Jumat, 23 Maret 2012

Mengasihi bantal yang kumal (Renungan Batin – relasi dengan orang lain - 1)

Ketika anak saya Marvel baru lahir. Ada kado dari seorang teman untuknya yaitu sebuah bantal kecil yang dipakainya ketika dia digendong. Maksudnya supaya kepalanya bisa nyaman dan terhindar dari sentuhan keringat si penggendong. Bantal itu bergambar tokoh kartun si beruang Pooh.

Sekarang usia Marvel sudah hampir 9 tahun, namun bantal itu masih setia menemani tidurnya. Bahkan ketika bantal itu tidak terlihat di kasur maka dia akan mencarinya hingga ketemu. Tentu saja pembungkus bantal kecil itu sudah berganti dan sekarang ini sudah terlihat kumal dan kotor. Rasanya sudah tidak layak lagi untuk disimpan apalagi sebagai teman tidur. Sebenarnya bisa saja diganti dengan bantal yang baru yang lebih bersih, namun Marvel tidakmau. Bahkan ketika kami mencoba membuang dan memegang bantal itu dengan rasa jijik, Marvel terlihat tidak suka dengan sikap kami. Justru dia memeluk bantal yang kotor itu dan terlelaplah tidurnya.

Mengapa Marvel sedemikian menyukai bantal yang sudah kumal itu? Ketika aku berpikir dari sudut pandangku maka aku tidak menemukan satu alasan untuk merawat dan menyimpan bantal itu karena penampilannya tidak menarik dan sebagainya, dia tidak layak disukai atau dikasihi. Namun ketika aku mencoba berpikir dari sudut pandang Marvel terhadap bantal itu, maka aku jadi melihat sisi yang berbeda. Aku jadi bisa menghargai, merawat dan menjagai serta memperlakukan bantal itu secara senang dan dengan penuh kasih sayang.
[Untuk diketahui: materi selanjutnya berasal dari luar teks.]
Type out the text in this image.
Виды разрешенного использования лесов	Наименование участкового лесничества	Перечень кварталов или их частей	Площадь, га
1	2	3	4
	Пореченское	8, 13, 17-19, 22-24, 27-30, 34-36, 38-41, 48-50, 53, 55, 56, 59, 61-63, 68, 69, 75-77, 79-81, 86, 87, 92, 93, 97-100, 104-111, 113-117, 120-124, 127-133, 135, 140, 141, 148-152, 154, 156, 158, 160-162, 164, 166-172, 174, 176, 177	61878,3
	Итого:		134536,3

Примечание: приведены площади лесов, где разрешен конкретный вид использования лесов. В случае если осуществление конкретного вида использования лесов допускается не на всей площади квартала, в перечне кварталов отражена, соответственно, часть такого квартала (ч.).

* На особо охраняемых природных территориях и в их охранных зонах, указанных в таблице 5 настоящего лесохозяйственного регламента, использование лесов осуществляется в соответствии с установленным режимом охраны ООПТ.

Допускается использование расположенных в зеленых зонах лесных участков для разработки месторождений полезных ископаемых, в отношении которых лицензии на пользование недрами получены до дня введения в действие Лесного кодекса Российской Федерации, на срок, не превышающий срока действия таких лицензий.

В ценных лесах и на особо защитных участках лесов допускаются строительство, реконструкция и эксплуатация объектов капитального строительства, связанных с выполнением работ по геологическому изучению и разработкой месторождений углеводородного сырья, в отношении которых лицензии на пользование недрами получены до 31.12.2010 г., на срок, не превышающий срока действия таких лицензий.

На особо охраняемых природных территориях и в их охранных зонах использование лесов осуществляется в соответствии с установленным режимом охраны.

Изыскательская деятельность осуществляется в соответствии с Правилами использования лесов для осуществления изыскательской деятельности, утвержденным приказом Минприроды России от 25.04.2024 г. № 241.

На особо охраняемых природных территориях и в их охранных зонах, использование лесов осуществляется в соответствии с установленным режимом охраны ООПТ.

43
Pelajaran yang begitu dalam bisa aku dapatkan. Bagaimana aku bersikap kepada orang lain seharusnya tidak ditentukan dari sudut pandangku dan juga bukan karena kondisinya. Aku mengasihi, menghargai dan menerima orang lain bukan karena dia layak untuk dikasihi apalagi bukan karena dia sudah banyak berbuat baik kepadaku.

Tentu saja ada banyak alasan untuk sulit mengasihi orang lain apalagi bila orang lain tersebut sudah banyak merugikan dan manyakiti hatiku. Yang seringkali terjadi aku akan mudah membencinya dan menaruh dendam kepadanya. Atau minimal berharap atau mengangankan supaya orang yang telah membuatku menderita itu akan mendapat celaka dalam bentuk apapun. Maka aku tinggal merasa lega dan mensyukuri hal itu telah terjadi atasnya. Sebenarnya ini juga tidak lebih dari hati yang jahat. Banyak orang mengatakan adalah adil kalau kejahatan ya harus dibalas dengan kejahatan. Kalau orang memukul aku maka aku juga harus ganti memukulnya. Kalau diam saja, maka aku dikatakan “pengecut” dan “goblok” atau sejenisnya.

Jadi aku akan mengasihi dan menerima orang dengan baik bukan karena kondisinya pantas untuk aku perlakukan demikian, juga bukan karena dia kasihan sehingga aku belas kasihan padanya, juga bukan karena banyak jasanya padaku. Namun aku harus mengasihi orang bagaimanapun karena Tuhan yang menciptakan dan memiliki orang itu mengasihi orang itu.

Jadi hanya itu alasanku untuk mengasihi orang lain. Sehingga tidak ada alasan apapun buatku untuk tidak mengasihi orang lain bagaimanapun keberadaannya. Apalagi aku juga bukanlah orang yang sempurna. Kalau Sang Sempurna saja mengasihi dan menerima aku apa adanya maka tentu aku juga harus belajar demikian. Ternyata memang benar, Tuhan sudah membuktikan bagaimana Dia diperlakukan tidak adil, diludahi, ditampar, dikhianati, dicemooh, dicambuk,ditusuk, diejek bahkan disalibkan. Namun Dia masih bisa mengatakan “Bapa ampunilah mereka, karena mereka tidak tahu apa yang mereka perbuat”. Apakah ada moral yang lebih tinggi dari ini?